I remember a few years ago writing a blog about attendances at Arsenal and Spurs. It was basically questioning why Spurs are building such a big stadium.
The blog was about Spurs struggling to fill White Hart Lane for certain games:
The point I was making in the blog was that if Spurs struggle to sell out for every game now, there were only be more empty seats in a bigger stadium.
I then returned to Arsenal. Even for League Cup games at Highbury, we sold out. And since the move to the Emirates, Arsenal’s lowest attendance (before the Doncaster game) is 46,539, against Shrewsbury Town in the League Cup third round way back on the 20th September 2011.

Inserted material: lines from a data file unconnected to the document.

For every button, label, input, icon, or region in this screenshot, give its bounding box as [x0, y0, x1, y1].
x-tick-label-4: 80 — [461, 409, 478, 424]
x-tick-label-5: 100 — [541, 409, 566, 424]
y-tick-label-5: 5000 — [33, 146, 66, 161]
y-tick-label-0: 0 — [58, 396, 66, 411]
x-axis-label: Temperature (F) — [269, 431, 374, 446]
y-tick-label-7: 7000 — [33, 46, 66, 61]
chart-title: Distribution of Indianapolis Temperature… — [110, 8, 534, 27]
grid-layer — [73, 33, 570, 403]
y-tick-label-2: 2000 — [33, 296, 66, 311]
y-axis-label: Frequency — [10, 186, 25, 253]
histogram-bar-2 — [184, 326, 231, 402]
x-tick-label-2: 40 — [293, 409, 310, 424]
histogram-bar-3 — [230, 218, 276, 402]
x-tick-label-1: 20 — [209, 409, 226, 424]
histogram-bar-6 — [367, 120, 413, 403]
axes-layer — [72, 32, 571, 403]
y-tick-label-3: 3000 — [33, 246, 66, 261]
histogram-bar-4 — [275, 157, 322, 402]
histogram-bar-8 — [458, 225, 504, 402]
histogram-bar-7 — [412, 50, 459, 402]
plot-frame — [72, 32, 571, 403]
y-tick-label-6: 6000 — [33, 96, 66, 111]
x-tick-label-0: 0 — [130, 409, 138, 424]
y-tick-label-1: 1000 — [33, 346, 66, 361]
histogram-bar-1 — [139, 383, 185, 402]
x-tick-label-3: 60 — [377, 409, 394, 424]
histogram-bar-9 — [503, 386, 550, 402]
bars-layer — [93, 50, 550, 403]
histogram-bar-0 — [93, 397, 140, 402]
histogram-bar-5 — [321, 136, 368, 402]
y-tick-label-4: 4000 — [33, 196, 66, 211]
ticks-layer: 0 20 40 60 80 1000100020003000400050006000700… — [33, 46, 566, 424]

The Doncaster attendance was 44,064.
So Arsenal get near enough twice as many fans turn up for small games than Spurs, but Spurs are building a stadium bigger than Arsenal? It is all just very odd.
When I wrote the original blog, many Spurs fans pointed out that Arsenal’s Stadium is bigger than White Hart Lane. That Spurs can not get 46,539 into their current stadium so it was an unfair comparison.
This argument was stupid, because whilst I would not expect Spurs to have more fans in the ground than their capacity, the point is they are not filling their current stadium.
The Spurs argument was that if they build a bigger stadium, more fans will turn up for the smaller games. If you build it, they will come.
This completely missed the point that every year over the last half a decade, there have been games where 10,000 tickets have gone unsold. They have been advertised at train stations and in the Evening Standard, yet still tickets were unsold.
A bigger stadium would not magically create more fans. They had an opportunity to take one of the 10,000 unsold tickets, and chose not too. A bigger stadium would just leave more seats empty.
In 2012, 25,030 turned up to watch Spurs play Lazio in the Europa League. That is around 10,000 tickets unsold (maybe a little less with the reduced capacity). If Spurs played in a 60,000 seater stadium, the attendance would still be 25,030, meaning that their would be 34,970 unsold seats.
But if the stadium was bigger, more would turn up the window lickers kept shouting at me.
Well on Tuesday Spurs were playing a League Cup game at Wembley. A 90,000 seater stadium. It was against Barnsley. 23,826 people turned up to watch. That is 61,686 less than what turned up to watch Spurs play Bayer Leverkuson last year in the Champions League.
So they built it, but they did not come.
In comparison, Arsenal’s attendance yesterday for the game against Doncaster was 44,064. Nearly twice as many Arsenal fans turned up for a game in the same competition as Spurs.
Of course, Spurs fans will have their excuses. Like it being at Wembley instead of Tottenham – even though hardly any of their fans actually live in Haringey.
They will point to it being the League Cup, yet Arsenal had more turn up, and are they then saying they only want to go to the big games?
The fact is, their new stadium is a vanity project. They are hoping that by building a bigger stadium ,it will elevate them to a top team, a more popular team, and their fan base will grow.
In reality, you only grow as a club, become more popular, with success. And no matter how big Spurs build their stadium, it will not hide the fact that they have won just a single League Cup in 18 years. No FA Cup in 26 years. No league title in 56 years.
It will be hilarious when Spurs play in their new stadium, whether it be next season or the year after. Their League Cup 3rd round tie against a lower league side will just be a case of déjà vu.
It will not see them sell out. It will not even see them get above 45,000. As history has shown, for these smaller games, Spurs only have around 25,000 who actually want to go.
Spurs will always be in Arsenal’s shadow, no matter how big they build their stadium.
A big new stadium does not make you a big club.